Association of baseline anxiety with depression persistence at 6 months in patients with acute cardiac illness

Christopher M Celano et al. Psychosom Med. 2012 Jan.

Abstract

Objective: To assess the association of baseline anxiety with depression persistence and change in depressive symptoms 6 months after cardiac hospitalization.

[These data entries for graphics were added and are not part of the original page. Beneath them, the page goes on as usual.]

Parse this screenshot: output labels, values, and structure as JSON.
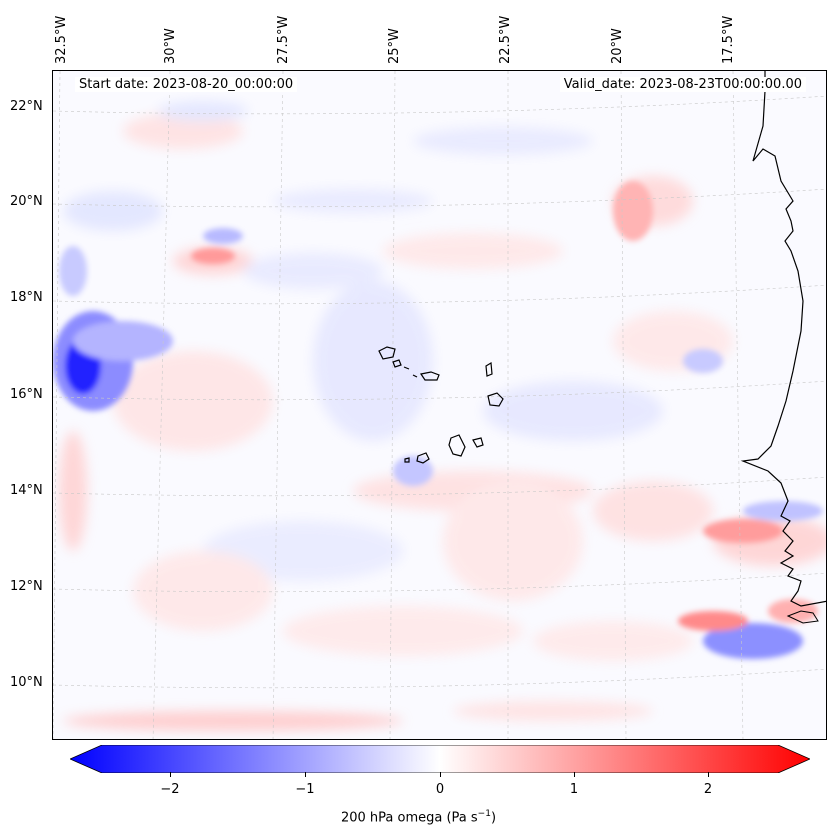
{
  "map": {
    "lon_labels": [
      "32.5°W",
      "30°W",
      "27.5°W",
      "25°W",
      "22.5°W",
      "20°W",
      "17.5°W"
    ],
    "lat_labels": [
      "22°N",
      "20°N",
      "18°N",
      "16°N",
      "14°N",
      "12°N",
      "10°N"
    ],
    "start_date": "Start date: 2023-08-20_00:00:00",
    "valid_date": "Valid_date: 2023-08-23T00:00:00.00",
    "gridlines": true
  },
  "colorbar": {
    "ticks": [
      "−2",
      "−1",
      "0",
      "1",
      "2"
    ],
    "tick_values": [
      -2,
      -1,
      0,
      1,
      2
    ],
    "range": [
      -2.75,
      2.75
    ],
    "label": "200 hPa omega (Pa s",
    "label_sup": "−1",
    "label_end": ")",
    "negative_color": "#0000ff",
    "positive_color": "#ff0000",
    "zero_color": "#ffffff",
    "extend": "both"
  }
}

Methods: Data were analyzed from 137 depressed patients hospitalized on inpatient cardiac units for acute coronary syndrome, decompensated heart failure, or arrhythmia and who were enrolled in a randomized trial of collaborative care depression management. Subjects' demographic, medical, and psychiatric information at baseline was compiled. Measures of health-related quality of life, cardiac symptoms, and psychiatric symptoms, including the Hospital Anxiety and Depression Scale-anxiety subscale (HADS-A) for anxiety, were obtained at baseline and serially during a 6-month follow-up period. The association between baseline HADS-A score and depression persistence (<50% reduction in depressive symptoms on the Patient Health Questionnaire-9) at 6 months was assessed by multivariate logistic regression accounting for the effects of multiple relevant medical and psychological covariates. The association between baseline HADS-A score and improvement in depressive symptoms (Patient Health Questionnaire-9) from baseline at 6 months was assessed by linear regression accounting for the same covariates.

Results: Baseline HADS-A score was independently associated with depression persistence at 6 months (odds ratio = 1.11, 95% confidence interval = 1.01-1.22, p = .03). Likewise, higher baseline HADS-A score was associated with less improvement in depressive symptoms at 6 months (β = -0.34, p = .01).

Conclusions: Among a cohort of depressed cardiac patients, higher baseline anxiety score was linked with lesser improvement in depressive symptoms and increased likelihood of depression persistence at 6 months, independent of multiple relevant covariates.

Trial registration: clinicaltrials.gov Identifier: NCT00847132.